Speaker at Rally Supporting Sodexo Workers’ Right to Organize

After a long day at the office writing rec letters and thank you letters and request letters, I drove (!) home and got my bike and headed back to campus for a rally in support of Tulane’s Sodexo employees’ efforts to organize a union. I stood there with my bike and took this picture of a work speaking in front of McAlister Auditorium. She has worked at Tulane for 40 years. Since 1970. For longer than I’ve been alive. She makes less that $10 an hour after all that time. I put this into perspective for myself like this: when I stopped working at McDonald’s in Boise, Idaho in 1993, I made $5.25 an hour. As a high school student with a young and healthy body and no one to support except myself. I saved all those pennies and bought my first laptop computer for my first year at college, which I attended on full scholarship. I made $10 an hour at my work study job. In 1994. I made more money than this woman who has worked here for decades doing work that is far more demanding than my work study job sitting around at the Women’s Center, reading books and chatting with my friends who worked there too. After graduation I made $12-$16 an hour as a temp, and then $9 an hour at that video store in DC. And this woman is making less than $10 an hour after forty years of labor at a fancy private school with a huge endowment. Because this is how contract labor works. I stood there with my bike, wondering how we know these things, how we understand and feel these massive inequities, and honestly consent to live in this world.

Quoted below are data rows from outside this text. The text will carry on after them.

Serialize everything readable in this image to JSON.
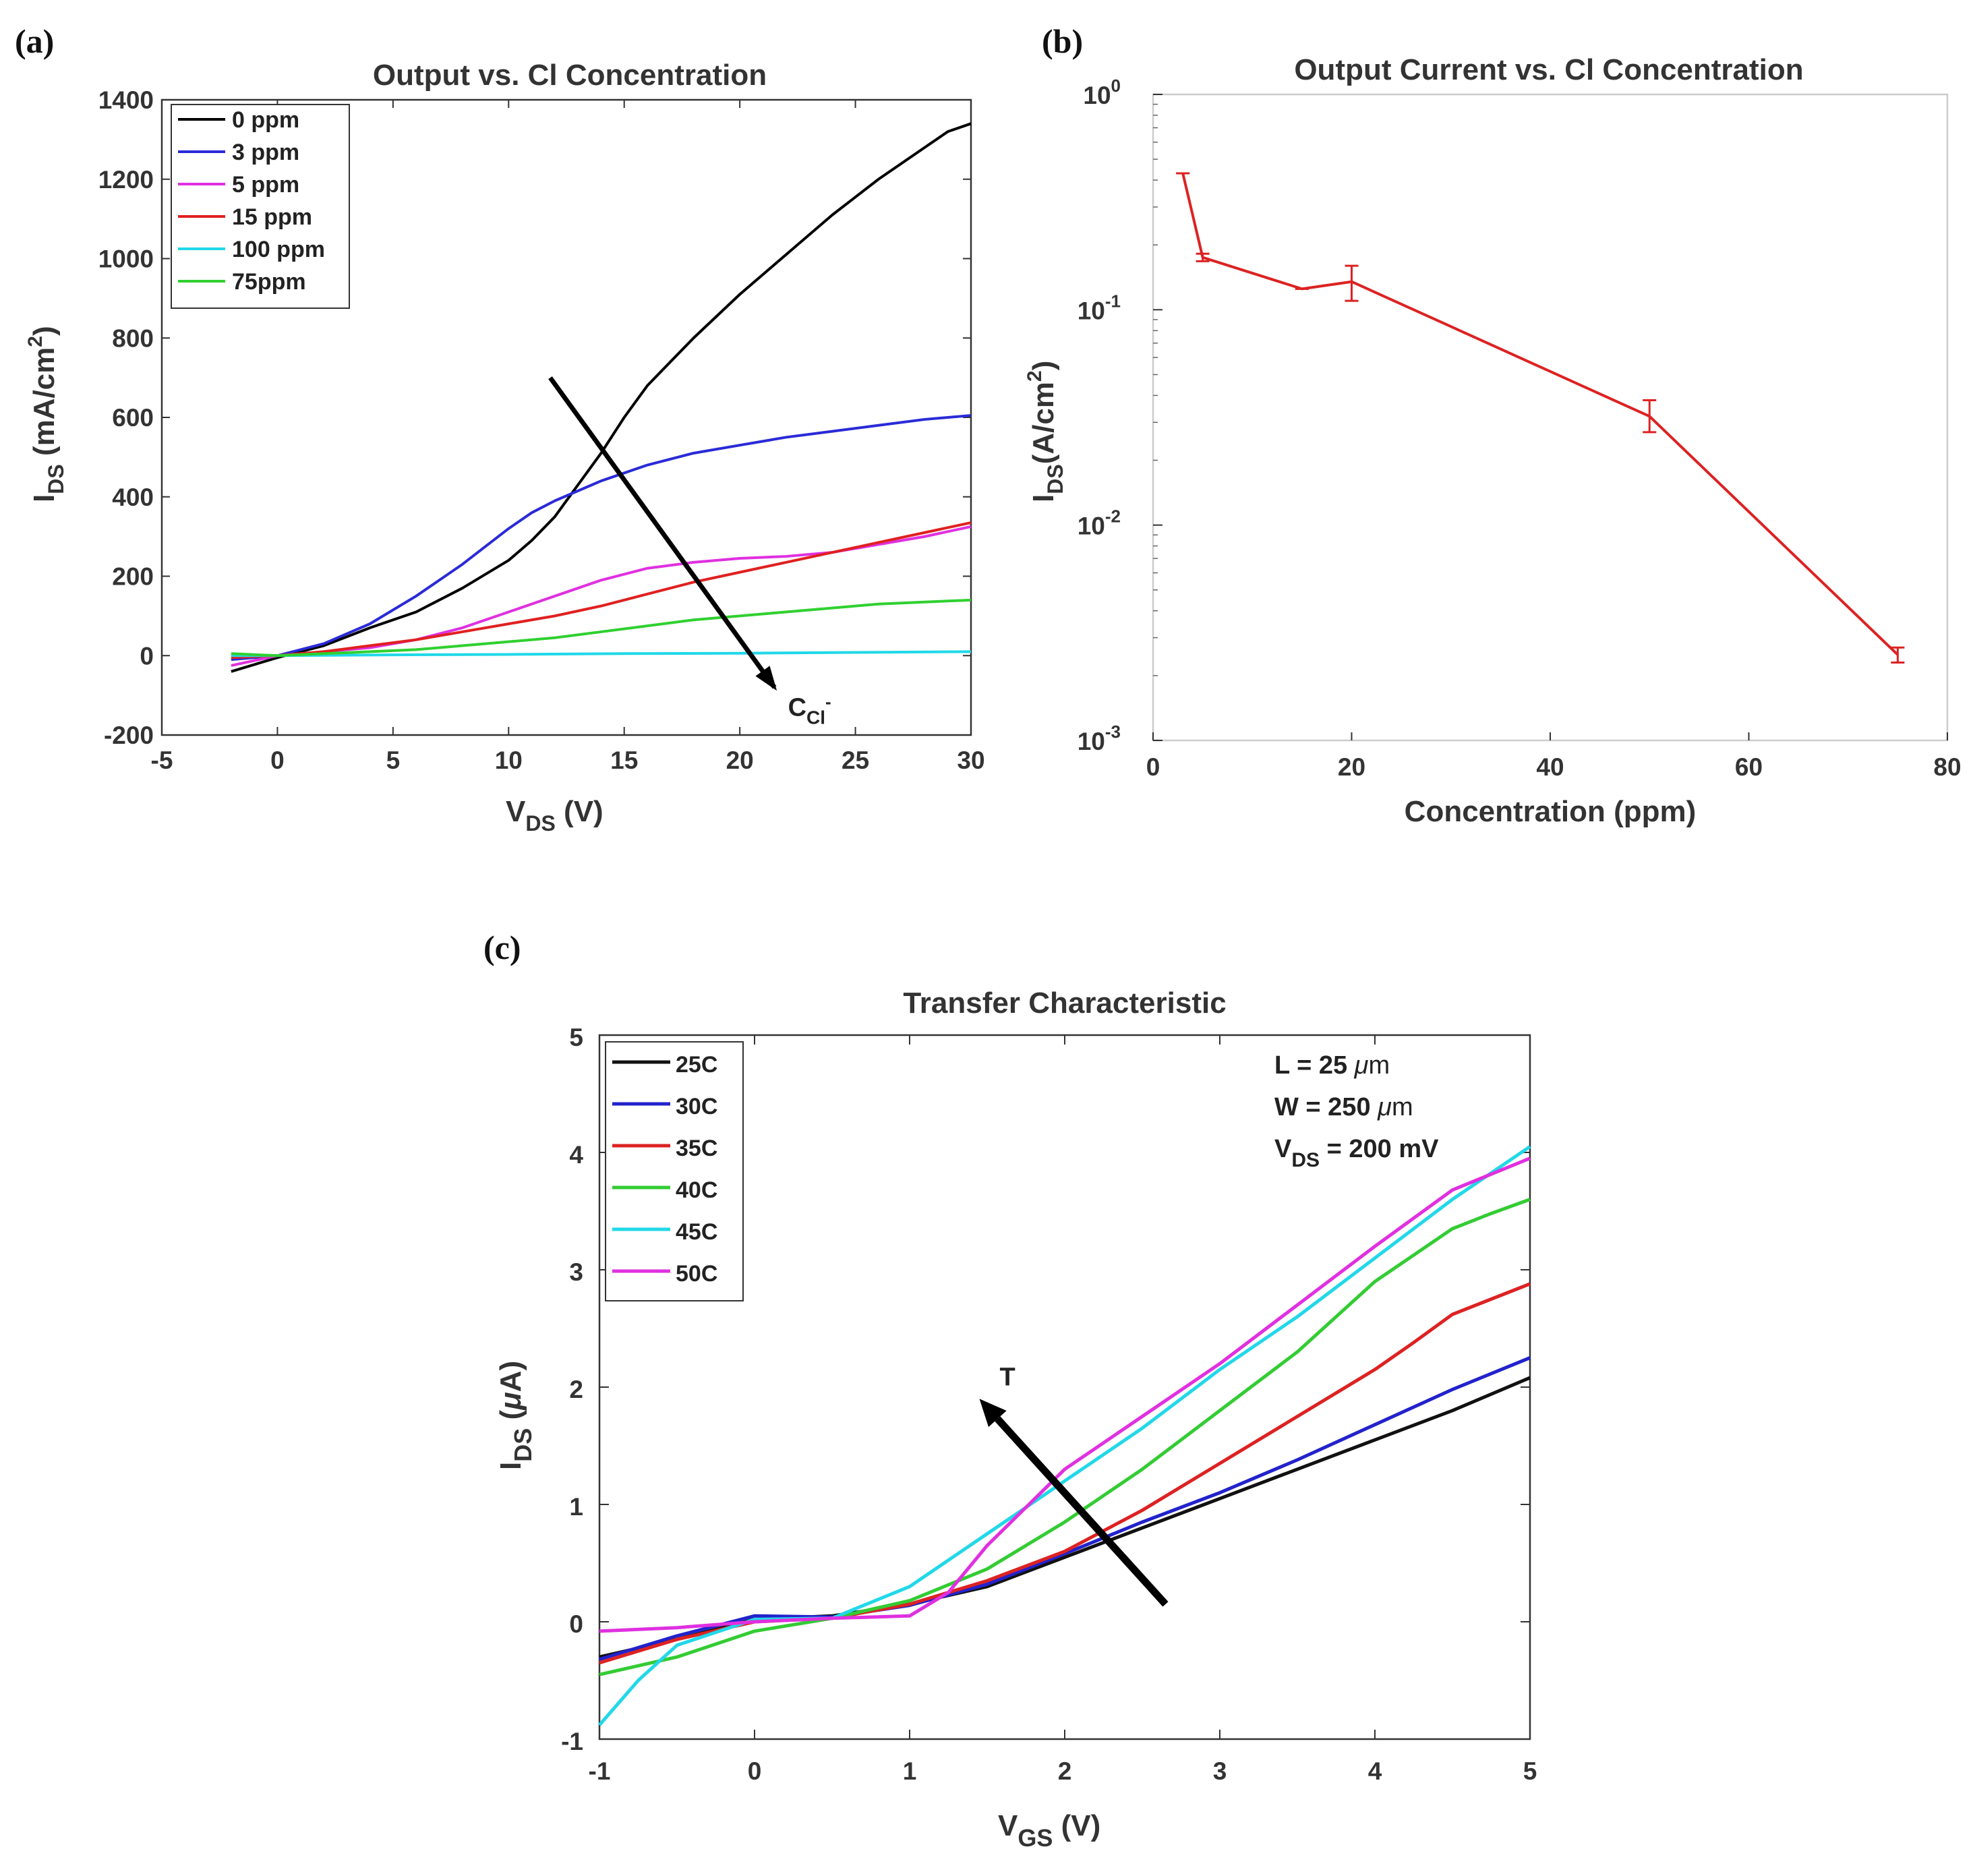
{
  "chart_data": [
    {
      "panel": "(a)",
      "type": "line",
      "title": "Output vs. Cl Concentration",
      "xlabel": "V",
      "xlabel_sub": "DS",
      "xlabel_unit": " (V)",
      "ylabel": "I",
      "ylabel_sub": "DS",
      "ylabel_unit": " (mA/cm",
      "ylabel_sup": "2",
      "ylabel_close": ")",
      "xlim": [
        -5,
        30
      ],
      "ylim": [
        -200,
        1400
      ],
      "xticks": [
        -5,
        0,
        5,
        10,
        15,
        20,
        25,
        30
      ],
      "yticks": [
        -200,
        0,
        200,
        400,
        600,
        800,
        1000,
        1200,
        1400
      ],
      "legend_position": "top-left",
      "annotation": {
        "text": "C",
        "sub": "Cl",
        "sup": "-",
        "arrow_from": [
          11.8,
          700
        ],
        "arrow_to": [
          21.5,
          -80
        ]
      },
      "series": [
        {
          "name": "0 ppm",
          "color": "#000000",
          "x": [
            -2,
            0,
            2,
            4,
            6,
            8,
            10,
            11,
            12,
            13,
            14,
            15,
            16,
            18,
            20,
            22,
            24,
            26,
            28,
            29,
            30
          ],
          "y": [
            -40,
            -5,
            25,
            70,
            110,
            170,
            240,
            290,
            350,
            430,
            510,
            600,
            680,
            800,
            910,
            1010,
            1110,
            1200,
            1280,
            1320,
            1340
          ]
        },
        {
          "name": "3 ppm",
          "color": "#2a2ad8",
          "x": [
            -2,
            0,
            2,
            4,
            6,
            8,
            10,
            11,
            12,
            14,
            16,
            18,
            20,
            22,
            24,
            26,
            28,
            30
          ],
          "y": [
            -10,
            0,
            30,
            80,
            150,
            230,
            320,
            360,
            390,
            440,
            480,
            510,
            530,
            550,
            565,
            580,
            595,
            605
          ]
        },
        {
          "name": "5 ppm",
          "color": "#e030e0",
          "x": [
            -2,
            0,
            2,
            4,
            6,
            8,
            10,
            12,
            14,
            16,
            18,
            20,
            22,
            24,
            26,
            28,
            30
          ],
          "y": [
            -25,
            0,
            10,
            20,
            40,
            70,
            110,
            150,
            190,
            220,
            235,
            245,
            250,
            260,
            280,
            300,
            325
          ]
        },
        {
          "name": "15 ppm",
          "color": "#e02020",
          "x": [
            -2,
            0,
            2,
            4,
            6,
            8,
            10,
            12,
            14,
            16,
            18,
            20,
            22,
            24,
            26,
            28,
            30
          ],
          "y": [
            -5,
            0,
            10,
            25,
            40,
            60,
            80,
            100,
            125,
            155,
            185,
            210,
            235,
            260,
            285,
            310,
            335
          ]
        },
        {
          "name": "100 ppm",
          "color": "#20d8e8",
          "x": [
            -2,
            0,
            5,
            10,
            15,
            20,
            25,
            30
          ],
          "y": [
            0,
            0,
            2,
            3,
            5,
            6,
            8,
            10
          ]
        },
        {
          "name": "75ppm",
          "color": "#30d030",
          "x": [
            -2,
            0,
            2,
            4,
            6,
            8,
            10,
            12,
            14,
            16,
            18,
            20,
            22,
            24,
            26,
            28,
            30
          ],
          "y": [
            5,
            0,
            5,
            10,
            15,
            25,
            35,
            45,
            60,
            75,
            90,
            100,
            110,
            120,
            130,
            135,
            140
          ]
        }
      ]
    },
    {
      "panel": "(b)",
      "type": "line",
      "title": "Output Current vs. Cl Concentration",
      "xlabel": "Concentration (ppm)",
      "ylabel": "I",
      "ylabel_sub": "DS",
      "ylabel_unit": "(A/cm",
      "ylabel_sup": "2",
      "ylabel_close": ")",
      "yscale": "log",
      "xlim": [
        0,
        80
      ],
      "ylim": [
        0.001,
        1
      ],
      "xticks": [
        0,
        20,
        40,
        60,
        80
      ],
      "yticks": [
        0.001,
        0.01,
        0.1,
        1
      ],
      "ytick_labels": [
        {
          "base": "10",
          "exp": "-3"
        },
        {
          "base": "10",
          "exp": "-2"
        },
        {
          "base": "10",
          "exp": "-1"
        },
        {
          "base": "10",
          "exp": "0"
        }
      ],
      "series": [
        {
          "name": "",
          "color": "#dd2222",
          "x": [
            3,
            5,
            15,
            20,
            50,
            75
          ],
          "y": [
            0.43,
            0.175,
            0.125,
            0.135,
            0.032,
            0.0025
          ],
          "err_low": [
            0.43,
            0.168,
            0.125,
            0.11,
            0.027,
            0.0023
          ],
          "err_high": [
            0.43,
            0.182,
            0.125,
            0.16,
            0.038,
            0.0027
          ]
        }
      ]
    },
    {
      "panel": "(c)",
      "type": "line",
      "title": "Transfer Characteristic",
      "xlabel": "V",
      "xlabel_sub": "GS",
      "xlabel_unit": " (V)",
      "ylabel": "I",
      "ylabel_sub": "DS",
      "ylabel_unit": " (",
      "ylabel_mu": "μ",
      "ylabel_close": "A)",
      "xlim": [
        -1,
        5
      ],
      "ylim": [
        -1,
        5
      ],
      "xticks": [
        -1,
        0,
        1,
        2,
        3,
        4,
        5
      ],
      "yticks": [
        -1,
        0,
        1,
        2,
        3,
        4,
        5
      ],
      "legend_position": "top-left",
      "device_params": [
        {
          "text": "L  =  25  ",
          "mu": "μ",
          "unit": "m"
        },
        {
          "text": "W  =  250 ",
          "mu": "μ",
          "unit": "m"
        },
        {
          "text": "V",
          "sub": "DS",
          "rest": " = 200 mV"
        }
      ],
      "annotation": {
        "text": "T",
        "arrow_from": [
          2.65,
          0.15
        ],
        "arrow_to": [
          1.45,
          1.9
        ]
      },
      "series": [
        {
          "name": "25C",
          "color": "#111111",
          "x": [
            -1,
            -0.5,
            0,
            0.5,
            1,
            1.5,
            2,
            2.5,
            3,
            3.5,
            4,
            4.5,
            5
          ],
          "y": [
            -0.3,
            -0.15,
            0.02,
            0.05,
            0.15,
            0.3,
            0.55,
            0.8,
            1.05,
            1.3,
            1.55,
            1.8,
            2.08
          ]
        },
        {
          "name": "30C",
          "color": "#2222cc",
          "x": [
            -1,
            -0.5,
            0,
            0.5,
            1,
            1.5,
            2,
            2.5,
            3,
            3.5,
            4,
            4.5,
            5
          ],
          "y": [
            -0.32,
            -0.12,
            0.05,
            0.04,
            0.14,
            0.32,
            0.58,
            0.85,
            1.1,
            1.38,
            1.68,
            1.98,
            2.25
          ]
        },
        {
          "name": "35C",
          "color": "#dd2222",
          "x": [
            -1,
            -0.5,
            0,
            0.5,
            1,
            1.5,
            2,
            2.5,
            3,
            3.5,
            4,
            4.25,
            4.5,
            4.75,
            5
          ],
          "y": [
            -0.35,
            -0.15,
            0.0,
            0.03,
            0.15,
            0.35,
            0.6,
            0.95,
            1.35,
            1.75,
            2.15,
            2.38,
            2.62,
            2.75,
            2.88
          ]
        },
        {
          "name": "40C",
          "color": "#33cc33",
          "x": [
            -1,
            -0.5,
            0,
            0.5,
            1,
            1.5,
            2,
            2.5,
            3,
            3.5,
            4,
            4.5,
            4.75,
            5
          ],
          "y": [
            -0.45,
            -0.3,
            -0.08,
            0.03,
            0.18,
            0.45,
            0.85,
            1.3,
            1.8,
            2.3,
            2.9,
            3.35,
            3.48,
            3.6
          ]
        },
        {
          "name": "45C",
          "color": "#22d8e8",
          "x": [
            -1,
            -0.75,
            -0.5,
            0,
            0.5,
            1,
            1.5,
            2,
            2.5,
            3,
            3.5,
            4,
            4.5,
            5
          ],
          "y": [
            -0.88,
            -0.5,
            -0.2,
            0.02,
            0.03,
            0.3,
            0.75,
            1.2,
            1.65,
            2.15,
            2.6,
            3.1,
            3.6,
            4.05
          ]
        },
        {
          "name": "50C",
          "color": "#e030e0",
          "x": [
            -1,
            -0.5,
            0,
            0.5,
            1,
            1.25,
            1.5,
            2,
            2.5,
            3,
            3.5,
            4,
            4.5,
            5
          ],
          "y": [
            -0.08,
            -0.05,
            0.0,
            0.03,
            0.05,
            0.25,
            0.65,
            1.3,
            1.75,
            2.2,
            2.7,
            3.2,
            3.68,
            3.95
          ]
        }
      ]
    }
  ]
}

4 thoughts on “Speaker at Rally Supporting Sodexo Workers’ Right to Organize

  1. Great post, commie. 🙂

    Not only that but increasingly people like this have to complete with legal foreign temps. Here’s something fun and a big time waster: download these spreadsheets, extract Louisiana and look at the explosion in the number of H2B visas since Katrina.

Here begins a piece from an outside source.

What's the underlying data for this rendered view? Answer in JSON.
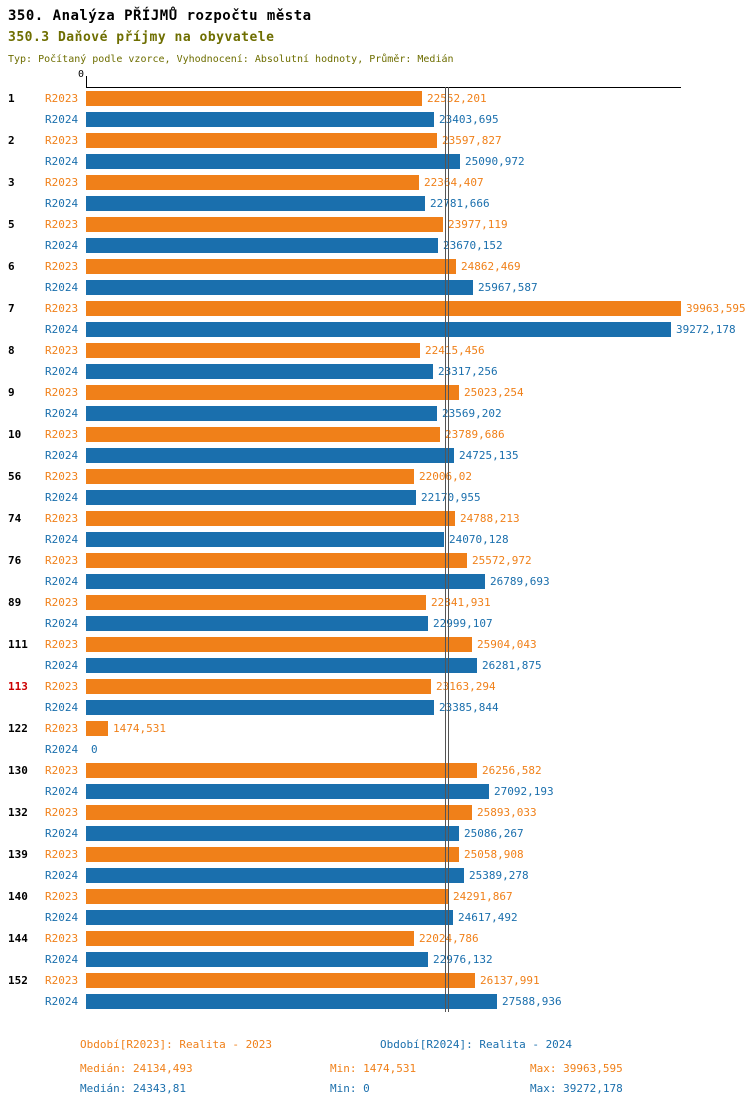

    We’re talking a ten-fold increase (2000+ H2B requests in 2005 to almost 40,000 H2B requests in 2008), and though I’m sure it’s gone down a bit since the economic recession, the number are probably permanently going to be higher than they were.

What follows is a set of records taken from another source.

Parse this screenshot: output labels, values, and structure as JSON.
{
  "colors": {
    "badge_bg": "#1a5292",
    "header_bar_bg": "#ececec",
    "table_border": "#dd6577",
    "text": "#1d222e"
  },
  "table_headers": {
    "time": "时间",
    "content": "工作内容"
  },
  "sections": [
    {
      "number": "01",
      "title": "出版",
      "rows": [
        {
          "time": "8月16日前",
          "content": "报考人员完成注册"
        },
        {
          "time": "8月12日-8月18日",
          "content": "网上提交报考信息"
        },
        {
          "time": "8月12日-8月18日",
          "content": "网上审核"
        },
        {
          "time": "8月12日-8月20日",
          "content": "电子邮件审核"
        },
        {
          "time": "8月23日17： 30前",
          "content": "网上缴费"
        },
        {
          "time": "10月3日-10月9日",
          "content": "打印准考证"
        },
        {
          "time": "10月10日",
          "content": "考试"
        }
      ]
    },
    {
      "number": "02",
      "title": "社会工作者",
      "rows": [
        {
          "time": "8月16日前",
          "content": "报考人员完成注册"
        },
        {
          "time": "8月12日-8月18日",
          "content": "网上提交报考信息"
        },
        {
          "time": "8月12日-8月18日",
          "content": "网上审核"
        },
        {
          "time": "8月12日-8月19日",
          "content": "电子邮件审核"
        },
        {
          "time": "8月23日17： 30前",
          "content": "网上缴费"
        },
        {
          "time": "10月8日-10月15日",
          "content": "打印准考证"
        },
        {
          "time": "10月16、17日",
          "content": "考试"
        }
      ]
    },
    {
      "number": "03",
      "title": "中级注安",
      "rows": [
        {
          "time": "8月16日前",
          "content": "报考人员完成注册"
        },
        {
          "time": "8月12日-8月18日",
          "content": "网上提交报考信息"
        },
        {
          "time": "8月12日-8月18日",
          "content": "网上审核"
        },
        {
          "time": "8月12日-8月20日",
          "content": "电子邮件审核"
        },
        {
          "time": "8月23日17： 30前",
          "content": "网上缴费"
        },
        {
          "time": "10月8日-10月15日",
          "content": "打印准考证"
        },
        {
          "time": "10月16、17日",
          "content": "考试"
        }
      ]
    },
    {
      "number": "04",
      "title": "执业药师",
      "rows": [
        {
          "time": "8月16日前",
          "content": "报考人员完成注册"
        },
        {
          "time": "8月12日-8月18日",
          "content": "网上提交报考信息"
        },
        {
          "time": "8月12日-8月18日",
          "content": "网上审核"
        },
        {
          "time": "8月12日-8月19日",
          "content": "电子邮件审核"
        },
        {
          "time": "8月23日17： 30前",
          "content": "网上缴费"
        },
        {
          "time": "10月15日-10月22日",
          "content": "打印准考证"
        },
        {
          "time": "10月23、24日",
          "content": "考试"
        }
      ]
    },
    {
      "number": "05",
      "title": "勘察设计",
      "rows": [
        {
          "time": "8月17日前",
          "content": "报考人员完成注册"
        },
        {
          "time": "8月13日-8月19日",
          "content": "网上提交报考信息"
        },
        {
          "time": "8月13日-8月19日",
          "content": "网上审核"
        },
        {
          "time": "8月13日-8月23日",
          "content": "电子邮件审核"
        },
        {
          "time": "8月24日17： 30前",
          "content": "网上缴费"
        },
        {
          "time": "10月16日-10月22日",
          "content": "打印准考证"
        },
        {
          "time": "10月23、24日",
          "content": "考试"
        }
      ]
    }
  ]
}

    These underpaid employees compete with these H2B workers, when even have fewer rights. (Google “Decatur Hotels” and “lawsuit” and “foreign workers.”)

    I think all of this is tied together to keep wages down in these type of hard, crappy jobs that don’t pay well even when they pay living wages.

    And foreign temps are even worse off in many cases: “at will” employees who help suppress wages for entry-level positions, who can be fired and deported at any time for any reason (so they don’t complain about crappy treatment or dangerous work), can’t file workmen’s comp (even though the legal foreign temps pay into it) and can be cycled in and out every six months. Wage theft is only the tip of this iceberg.

    Maybe I’m getting off topic, but I think all of this is somewhat related. Having a lot of “at will” legal foreign temps in your city means overall wage suppression at the entry level, and cutting off opportunities for locals to get experience by having these entry level jobs. This is especially pertinent in welding, construction and landscaping, but it can affect cleaners and housekeepers, too.

    As you can tell, I really like this subject even if it’s not bike related 🙂

  2. Everyone should read Nickel and Dimed: On (Not) Getting By in America, Barbara Eisenreich. A book gift from Emily and Kate that really opened my eyes.